Time has flown since I was last here... Hubby moved to the UK last January amd we've been married nearly a year now! 

He's an American citizen and we know that, even out of the country, he has to file a tax return. Would anyone be able to point us in the direction of a good US tax adviser in the South of England?
We were going to try and do it ourselves, but he has one month (Jan 13) on his W2 and then the last 4 months of 2013 on UK wages/tax and we can't for the life of us work out how to do this as a tax return.

Any help would be much appreciated, as always


----------



## Bevdeforges (Nov 16, 2007)

Have moved you over here to the Expat Tax section, since I think you'll be able to get your answer here pretty quickly.

If DH is using a tax preparation program (usually Turbo Tax or TaxAct), he should copy his W2 information into the appropriate form online. For the UK income, he'll need to fill in an FEC form (Foreign Employer Compensation - I think it is). Usually, you have to scroll down to the bottom of any menu to find this option.

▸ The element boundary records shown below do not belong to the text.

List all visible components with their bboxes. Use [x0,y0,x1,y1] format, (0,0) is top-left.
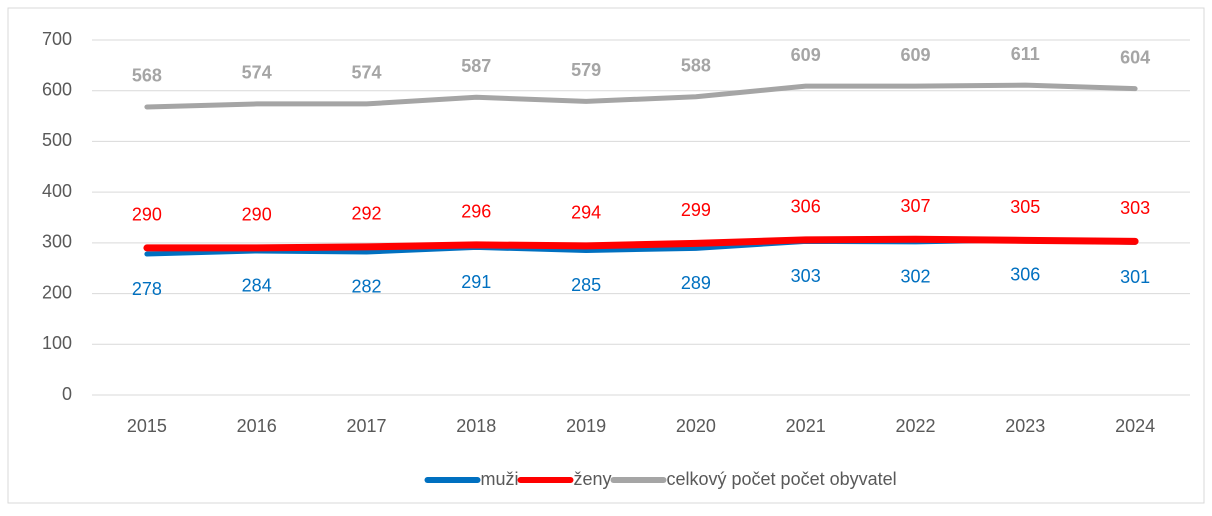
x-tick-label: 2019 [566,416,606,436]
data-label: 284 [242,276,272,296]
x-tick-label: 2024 [1115,416,1155,436]
data-label: 609 [791,45,821,65]
legend-label: ženy [574,469,612,489]
x-tick-label: 2023 [1005,416,1045,436]
data-label: 307 [900,196,930,216]
x-tick-label: 2020 [676,416,716,436]
y-tick-label: 0 [62,384,72,404]
data-label: 574 [242,63,272,83]
data-label: 285 [571,275,601,295]
data-label: 292 [351,204,381,224]
data-label: 306 [791,197,821,217]
data-label: 303 [791,266,821,286]
y-tick-label: 500 [42,130,72,150]
data-label: 587 [461,56,491,76]
data-label: 296 [461,202,491,222]
data-label: 291 [461,272,491,292]
y-tick-label: 400 [42,181,72,201]
data-label: 301 [1120,267,1150,287]
data-label: 303 [1120,198,1150,218]
data-label: 604 [1120,47,1150,67]
data-label: 282 [351,277,381,297]
data-label: 290 [242,205,272,225]
x-tick-label: 2021 [786,416,826,436]
data-label: 609 [900,45,930,65]
series-line [144,82,1138,110]
data-label: 289 [681,273,711,293]
y-tick-label: 600 [42,79,72,99]
legend-label: muži [481,469,519,489]
data-label: 305 [1010,197,1040,217]
data-label: 290 [132,205,162,225]
y-tick-label: 700 [42,29,72,49]
data-label: 306 [1010,265,1040,285]
data-label: 278 [132,279,162,299]
data-label: 574 [351,63,381,83]
data-label: 588 [681,56,711,76]
data-label: 299 [681,200,711,220]
x-tick-label: 2017 [346,416,386,436]
x-tick-label: 2018 [456,416,496,436]
data-label: 302 [900,267,930,287]
y-tick-label: 300 [42,232,72,252]
data-label: 568 [132,66,162,86]
data-label: 611 [1011,44,1040,64]
y-tick-label: 200 [42,282,72,302]
x-tick-label: 2016 [237,416,277,436]
x-tick-label: 2015 [127,416,167,436]
legend-label: celkový počet počet obyvatel [667,469,897,489]
x-tick-label: 2022 [895,416,935,436]
series-line [143,235,1139,252]
data-label: 579 [571,60,601,80]
y-tick-label: 100 [42,333,72,353]
data-label: 294 [571,203,601,223]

To file on paper forms, just add the W2 to the dollar value of the UK wages and put the total on line 7. 

As far as a tax adviser, easiest (and cheapest) approach is to download Publication 54 from the IRS website. Then, he can also go to the Paris IRS office site Internal Revenue Service | Embassy of the United States Paris, France and make use of the collection of handy links they have. He should especially download the Tax Assistance Information Booklet mentioned on the right side of the page (scroll down a bit to find it). That gives you the exchange rates to use for both the euro and the pound, as well as other filing information in a nutshell.

He should probably look into the Free e-file sites, but be aware that only 7 or 8 of them can be used by those with a foreign filing address. I've been recommending TaxAct this year because if you go directly to their website (and not through the IRS Free e-file site), you can use their software for free no matter your income level or age. If you need further assistance, their fees seem pretty reasonable.
Cheers,
Bev


----------



## Mervinia N (Aug 28, 2011)

Thank you so much.

We'll have a good look through all the links etc and I think, now we know where to look, we might just be able to work it all out  My husband doesn't earn a great deal so at least we don't have to worry about paying extra tax or anything, it's just getting the return in because who wants the IRS on their tail!??!

Thank you again
Merv


----------